Two months of sham negotiations followed. On October 1, the GMB announced a new proposal to be put to the company for the pay anniversary to be brought forward to October 1, a £2 an hour increase for warehouse and clerical staff, £4 for transport and a harmonization of shift premiums.

The company refused to negotiate and sought to meet their driver shortage with agency staff being paid well above their regular workers and implemented one-time recruitment and retention bonusses. A meeting was finally organised between the GMB and ASDA a month later, November 8, which Houghton described as “constructive”. She added, “Asda have given a commitment to making an early pay offer for ALL groups of staff… Asda have committed to making this offer at talks on the 29 / 30th November at Asda House.”

At those talks ASDA refused to make an offer. The GMB described it as an “insult” but again did not call for action. Instead, they organised a ballot on ASDA’s “0 percent” offer, with a consultative vote on strike action, which would run from December 3 to December 20. Houghton wrote, “Your senior stewards will consider next steps in the first week of January.”

These months of delay were designed to isolate ASDA workers from other supermarket distribution workers at Tesco and Morrisons, represented by the Unite and USDAW unions. In late October, 3,500 lorry and warehouse workers at Tesco were balloted by Unite. In mid-November, over 1,000 Morrisons distribution workers were balloted by the same union.

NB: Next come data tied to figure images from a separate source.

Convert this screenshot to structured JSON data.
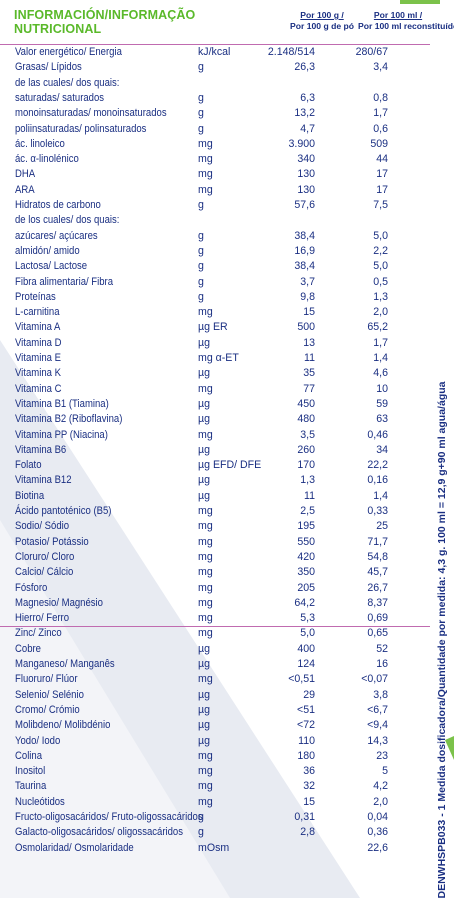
{
  "header": {
    "title_line1": "INFORMACIÓN/INFORMAÇÃO",
    "title_line2": "NUTRICIONAL",
    "col1_line1": "Por 100 g /",
    "col1_line2": "Por 100 g de pó",
    "col2_line1": "Por 100 ml /",
    "col2_line2": "Por 100 ml reconstituído"
  },
  "rows": [
    {
      "name": "Valor energético/ Energia",
      "unit": "kJ/kcal",
      "v1": "2.148/514",
      "v2": "280/67"
    },
    {
      "name": "Grasas/ Lípidos",
      "unit": "g",
      "v1": "26,3",
      "v2": "3,4"
    },
    {
      "name": "de las cuales/ dos quais:",
      "unit": "",
      "v1": "",
      "v2": ""
    },
    {
      "name": "  saturadas/ saturados",
      "unit": "g",
      "v1": "6,3",
      "v2": "0,8"
    },
    {
      "name": "  monoinsaturadas/ monoinsaturados",
      "unit": "g",
      "v1": "13,2",
      "v2": "1,7"
    },
    {
      "name": "  poliinsaturadas/ polinsaturados",
      "unit": "g",
      "v1": "4,7",
      "v2": "0,6"
    },
    {
      "name": "  ác. linoleico",
      "unit": "mg",
      "v1": "3.900",
      "v2": "509"
    },
    {
      "name": "  ác. α-linolénico",
      "unit": "mg",
      "v1": "340",
      "v2": "44"
    },
    {
      "name": "  DHA",
      "unit": "mg",
      "v1": "130",
      "v2": "17"
    },
    {
      "name": "  ARA",
      "unit": "mg",
      "v1": "130",
      "v2": "17"
    },
    {
      "name": "Hidratos de carbono",
      "unit": "g",
      "v1": "57,6",
      "v2": "7,5"
    },
    {
      "name": "de los cuales/ dos quais:",
      "unit": "",
      "v1": "",
      "v2": ""
    },
    {
      "name": "  azúcares/ açúcares",
      "unit": "g",
      "v1": "38,4",
      "v2": "5,0"
    },
    {
      "name": "  almidón/ amido",
      "unit": "g",
      "v1": "16,9",
      "v2": "2,2"
    },
    {
      "name": "Lactosa/ Lactose",
      "unit": "g",
      "v1": "38,4",
      "v2": "5,0"
    },
    {
      "name": "Fibra alimentaria/ Fibra",
      "unit": "g",
      "v1": "3,7",
      "v2": "0,5"
    },
    {
      "name": "Proteínas",
      "unit": "g",
      "v1": "9,8",
      "v2": "1,3"
    },
    {
      "name": "L-carnitina",
      "unit": "mg",
      "v1": "15",
      "v2": "2,0"
    },
    {
      "name": "Vitamina A",
      "unit": "µg ER",
      "v1": "500",
      "v2": "65,2"
    },
    {
      "name": "Vitamina D",
      "unit": "µg",
      "v1": "13",
      "v2": "1,7"
    },
    {
      "name": "Vitamina E",
      "unit": "mg α-ET",
      "v1": "11",
      "v2": "1,4"
    },
    {
      "name": "Vitamina K",
      "unit": "µg",
      "v1": "35",
      "v2": "4,6"
    },
    {
      "name": "Vitamina C",
      "unit": "mg",
      "v1": "77",
      "v2": "10"
    },
    {
      "name": "Vitamina B1 (Tiamina)",
      "unit": "µg",
      "v1": "450",
      "v2": "59"
    },
    {
      "name": "Vitamina B2 (Riboflavina)",
      "unit": "µg",
      "v1": "480",
      "v2": "63"
    },
    {
      "name": "Vitamina PP (Niacina)",
      "unit": "mg",
      "v1": "3,5",
      "v2": "0,46"
    },
    {
      "name": "Vitamina B6",
      "unit": "µg",
      "v1": "260",
      "v2": "34"
    },
    {
      "name": "Folato",
      "unit": "µg EFD/ DFE",
      "v1": "170",
      "v2": "22,2"
    },
    {
      "name": "Vitamina B12",
      "unit": "µg",
      "v1": "1,3",
      "v2": "0,16"
    },
    {
      "name": "Biotina",
      "unit": "µg",
      "v1": "11",
      "v2": "1,4"
    },
    {
      "name": "Ácido pantoténico (B5)",
      "unit": "mg",
      "v1": "2,5",
      "v2": "0,33"
    },
    {
      "name": "Sodio/ Sódio",
      "unit": "mg",
      "v1": "195",
      "v2": "25"
    },
    {
      "name": "Potasio/ Potássio",
      "unit": "mg",
      "v1": "550",
      "v2": "71,7"
    },
    {
      "name": "Cloruro/ Cloro",
      "unit": "mg",
      "v1": "420",
      "v2": "54,8"
    },
    {
      "name": "Calcio/ Cálcio",
      "unit": "mg",
      "v1": "350",
      "v2": "45,7"
    },
    {
      "name": "Fósforo",
      "unit": "mg",
      "v1": "205",
      "v2": "26,7"
    },
    {
      "name": "Magnesio/ Magnésio",
      "unit": "mg",
      "v1": "64,2",
      "v2": "8,37"
    },
    {
      "name": "Hierro/ Ferro",
      "unit": "mg",
      "v1": "5,3",
      "v2": "0,69"
    },
    {
      "name": "Zinc/ Zinco",
      "unit": "mg",
      "v1": "5,0",
      "v2": "0,65"
    },
    {
      "name": "Cobre",
      "unit": "µg",
      "v1": "400",
      "v2": "52"
    },
    {
      "name": "Manganeso/ Manganês",
      "unit": "µg",
      "v1": "124",
      "v2": "16"
    },
    {
      "name": "Fluoruro/ Flúor",
      "unit": "mg",
      "v1": "<0,51",
      "v2": "<0,07"
    },
    {
      "name": "Selenio/ Selénio",
      "unit": "µg",
      "v1": "29",
      "v2": "3,8"
    },
    {
      "name": "Cromo/ Crómio",
      "unit": "µg",
      "v1": "<51",
      "v2": "<6,7"
    },
    {
      "name": "Molibdeno/ Molibdénio",
      "unit": "µg",
      "v1": "<72",
      "v2": "<9,4"
    },
    {
      "name": "Yodo/ Iodo",
      "unit": "µg",
      "v1": "110",
      "v2": "14,3"
    },
    {
      "name": "Colina",
      "unit": "mg",
      "v1": "180",
      "v2": "23"
    },
    {
      "name": "Inositol",
      "unit": "mg",
      "v1": "36",
      "v2": "5"
    },
    {
      "name": "Taurina",
      "unit": "mg",
      "v1": "32",
      "v2": "4,2"
    },
    {
      "name": "Nucleótidos",
      "unit": "mg",
      "v1": "15",
      "v2": "2,0"
    },
    {
      "name": "Fructo-oligosacáridos/ Fruto-oligossacáridos",
      "unit": "g",
      "v1": "0,31",
      "v2": "0,04"
    },
    {
      "name": "Galacto-oligosacáridos/ oligossacáridos",
      "unit": "g",
      "v1": "2,8",
      "v2": "0,36"
    },
    {
      "name": "Osmolaridad/ Osmolaridade",
      "unit": "mOsm",
      "v1": "",
      "v2": "22,6"
    }
  ],
  "side_text": "DENWHSPB033 - 1   Medida dosificadora/Quantidade por medida: 4,3 g. 100 ml = 12,9 g+90 ml agua/água",
  "colors": {
    "text": "#1a2f82",
    "title": "#5ab92a",
    "rule": "#c06bb0",
    "stripe": "#e9ecf3"
  }
}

Later that month, over 5,000 Tesco workers represented by USDAW were balloted. All returned massive votes in favour.

The three unions worked to make sure the prospect of an 18,000-strong strike concentrated in the supermarket distribution centre never materialised. Unite cancelled the Morrisons ballot on November 29 for a below-inflation 5 percent pay deal. On December 8, the union cancelled its Tesco strike for a 6 percent pay offer. USDAW followed suit on December 14, recommending the same offer as Unite.

Now the GMB are working with ASDA to finish the job. As well as pressuring workers to accept the deal, they have divided them by splitting the ballot between warehouse workers and drivers, citing “extenuating circumstances” caused by the driver shortage. ASDA has threatened to refuse to recognize a split result. Workers at the same company represented by the same union are already so divided that the company’s pay offer amounts to a different percentage increase “depending on location”.

ASDA workers should reject the company’s deal. But the GMB’s actions make clear that they must do so with a plan to take the leadership of their struggle out of the hands of the union. Its interests are in maintaining peaceful relations with ASDA, drawing millions in salaries from members’ dues (the GMB reports £36,973,000 paid in “renumeration and expenses of staff” in 2020, £288,000 of which went to former General Secretary Tim Roache) while policing the company’s workforce.

To wage a two-front struggle against the company and the union, workers should form their own rank-and-file committees. These should organise with other workers, including B&Q distribution workers confronting a union-sponsored sellout, and above all those at Tesco and Morrisons. A rejection of the ASDA pay deal must be the starting point of a fight to overturn every betrayal organised by the unions in the distribution sector and secure across-the-board improvements in pay and conditions based on workers’ needs, not companies’ profits.